Este martes 30 de junio de 2026, a pocas horas del partido de eliminación directa entre México y Ecuador en el Mundial 2026, la política se metió en la cancha. Claudia Sheinbaum, presidenta de la Ciudad de México, hizo un llamado a la calma y al respeto hacia la selección ecuatoriana tras los festejos y concentraciones de la noche anterior.
“Hay que ser respetuoso siempre de todos los demás… es una alegría enorme cuando gana la selección, pero el respeto es clave”, dijo en su conferencia matutina. También pidió que los aficionados no dejen basura en la ciudad después de celebrar, porque “son las y los trabajadores de limpieza quienes tienen que recoger todo”.
Pero mientras Sheinbaum hablaba, empezó a circular un memo interno de la Secretaría de Relaciones Exteriores (SRE), fechado un día antes del partido, que ordena a todo el personal diplomático mexicano evitar cualquier contacto formal con autoridades de Ecuador hasta después del encuentro.

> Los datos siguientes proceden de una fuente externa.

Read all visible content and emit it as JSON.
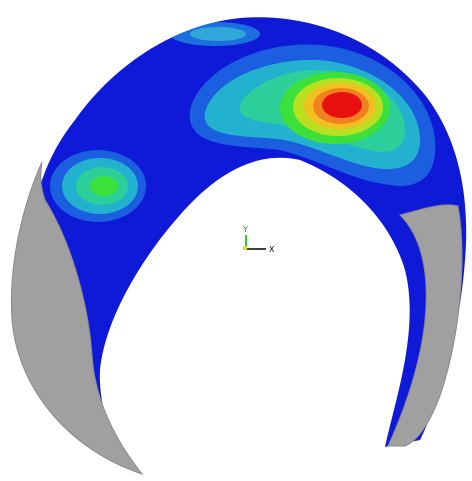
{
  "triad": {
    "y_label": "Y",
    "x_label": "X"
  }
}
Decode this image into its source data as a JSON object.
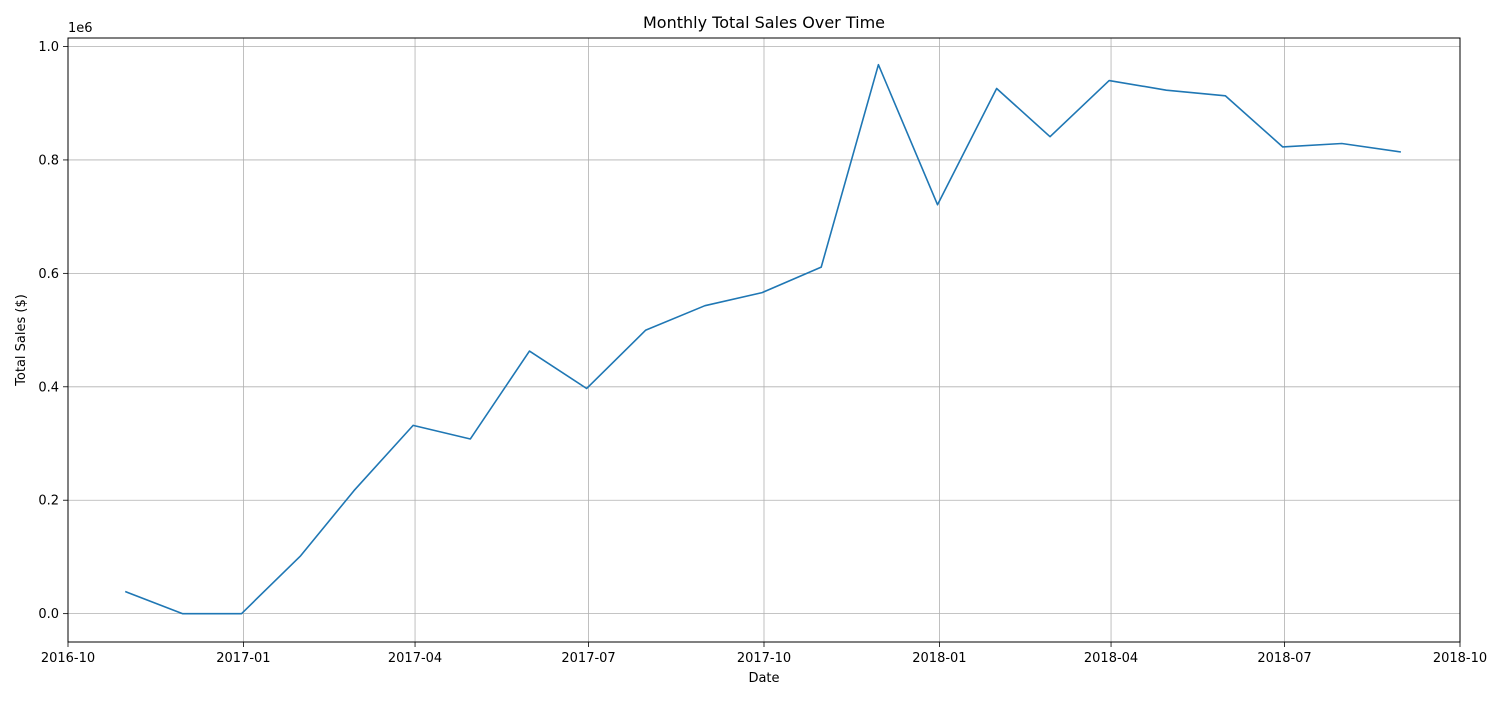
{
  "chart_data": {
    "type": "line",
    "title": "Monthly Total Sales Over Time",
    "xlabel": "Date",
    "ylabel": "Total Sales ($)",
    "y_offset_label": "1e6",
    "grid": true,
    "xlim": [
      "2016-10-01",
      "2018-10-01"
    ],
    "ylim": [
      -0.05,
      1.015
    ],
    "y_scale_factor": 1000000,
    "x_ticks": [
      "2016-10",
      "2017-01",
      "2017-04",
      "2017-07",
      "2017-10",
      "2018-01",
      "2018-04",
      "2018-07",
      "2018-10"
    ],
    "y_ticks": [
      "0.0",
      "0.2",
      "0.4",
      "0.6",
      "0.8",
      "1.0"
    ],
    "line_color": "#1f77b4",
    "series": [
      {
        "x": [
          "2016-10-31",
          "2016-11-30",
          "2016-12-31",
          "2017-01-31",
          "2017-02-28",
          "2017-03-31",
          "2017-04-30",
          "2017-05-31",
          "2017-06-30",
          "2017-07-31",
          "2017-08-31",
          "2017-09-30",
          "2017-10-31",
          "2017-11-30",
          "2017-12-31",
          "2018-01-31",
          "2018-02-28",
          "2018-03-31",
          "2018-04-30",
          "2018-05-31",
          "2018-06-30",
          "2018-07-31",
          "2018-08-31"
        ],
        "values": [
          0.039,
          0.0,
          0.0,
          0.102,
          0.217,
          0.332,
          0.308,
          0.463,
          0.397,
          0.5,
          0.543,
          0.566,
          0.611,
          0.968,
          0.721,
          0.926,
          0.841,
          0.94,
          0.923,
          0.913,
          0.823,
          0.829,
          0.814
        ]
      }
    ]
  }
}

El documento recuerda que las relaciones diplomáticas entre México y Ecuador están rotas desde abril de 2024, cuando fuerzas ecuatorianas irrumpieron en la embajada mexicana en Quito para detener al exvicepresidente Jorge Glas, quien tenía asilo político en México. Desde entonces, México retiró a su personal diplomático y presentó una demanda ante la Corte Internacional de Justicia.
El memo pide “abstenerse de organizar eventos o participar conjuntamente con autoridades o funcionarios del Ecuador” y evitar “contactos formales con representantes ecuatorianos” durante el partido.
Este choque en el Estadio Ciudad de México es el primero entre ambas selecciones en un Mundial y define quién avanza a octavos. En su historial, México lleva ventaja con 15 victorias, 8 empates y 4 derrotas frente a Ecuador.
Así que mientras la pelota rueda, la política y la diplomacia siguen jugando su propio partido paralelo. ¿Será que el respeto y la rivalidad deportiva pueden ir de la mano?